(Web Desk) – A new study suggests AI chatbots are making cheating more efficient than ever.
Even experienced examiners now struggle to spot the difference between AI and real human students, researchers have found.
The experts from the University of Reading secretly added responses entirely generated by ChatGPT to a real undergraduate psychology exam.
And, despite using AI in the simplest and most obvious manner, unsuspecting markers failed to spot the AI responses in 94 per cent of cases.
Even more worryingly, the AI actually outperformed human students on average - achieving high 2:1 and 1st-level grades.

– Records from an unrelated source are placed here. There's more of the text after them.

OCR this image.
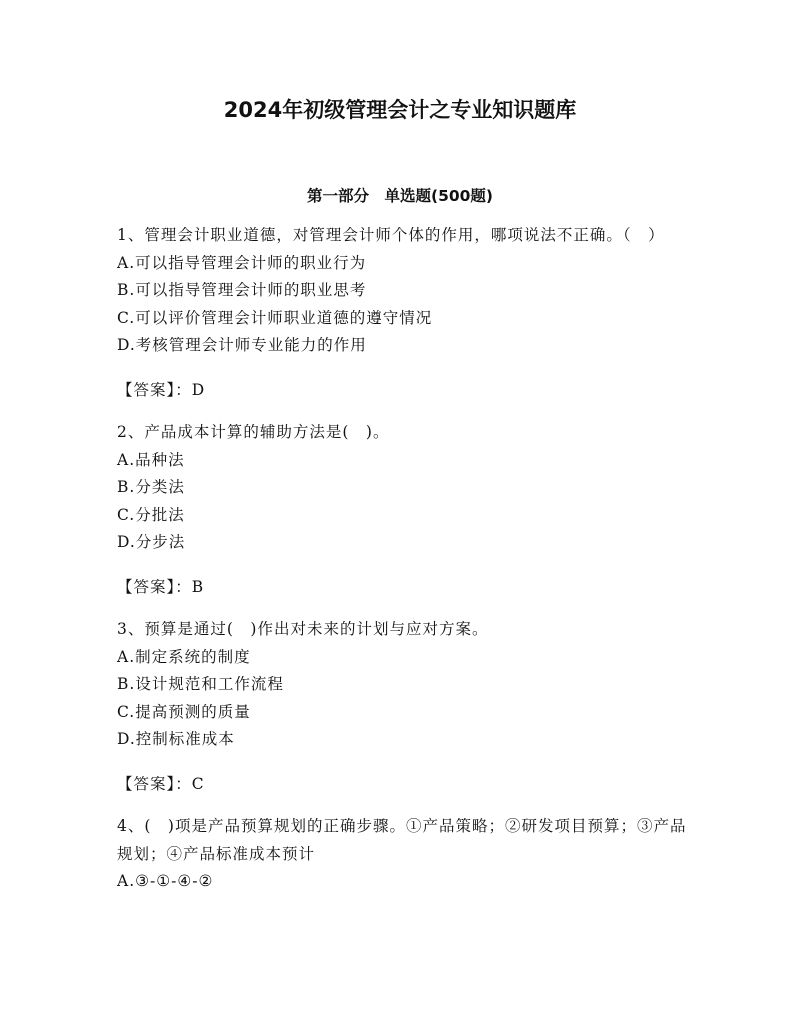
2024年初级管理会计之专业知识题库
第一部分　单选题(500题)

1、管理会计职业道德，对管理会计师个体的作用，哪项说法不正确。（　）

A.可以指导管理会计师的职业行为

B.可以指导管理会计师的职业思考

C.可以评价管理会计师职业道德的遵守情况

D.考核管理会计师专业能力的作用

【答案】：D

2、产品成本计算的辅助方法是(　)。

A.品种法

B.分类法

C.分批法

D.分步法

【答案】：B

3、预算是通过(　)作出对未来的计划与应对方案。

A.制定系统的制度

B.设计规范和工作流程

C.提高预测的质量

D.控制标准成本

【答案】：C

4、(　)项是产品预算规划的正确步骤。①产品策略；②研发项目预算；③产品规划；④产品标准成本预计

A.③-①-④-②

The rapid advancement of text-generating AIs such as ChatGPT has created a serious risk that AI-powered cheating could undermine the examination process.
To see just how bad this problem could be, associate Professor Peter Scarfe and Professor Etienne Roesch attempted to 'infiltrate' a real examination with AI.
The researchers created 33 fake student profiles which they registered to sit at-home online exams in various undergraduate psychology modules.
Using ChatGPT-4 the researchers created completely artificial responses to both short 200-word questions and entire 1,500-word essays.
These answers were then submitted alongside responses from real students on the School of Psychology and Clinical Language Sciences exam system.
To show how difficult it can be to tell the difference MailOnline has generated our own example essays.
Due to data privacy the researchers weren't able to share any of exam answers with us but we have used their exact AI prompt to answer and example undergraduate psychology question using ChatGPT.
One of the pictured samples is generated by AI while the other is a human example taken from a University of South Australia essay writing guide.
None of the markers were aware that any experiment was taking place and there was nothing to indicate that the AI papers were any different.
Out of the 63 AI-generated papers submitted, only 6 per cent were flagged by examiners as potentially suspicious - but the remaining 94 per cent were completely unnoticed.
The AI achieved higher average grades than real students, in some modules outperforming their human classmates by a full grade boundary.
In 83 per cent of cases, the AI got grades that were better than a randomly selected set of students.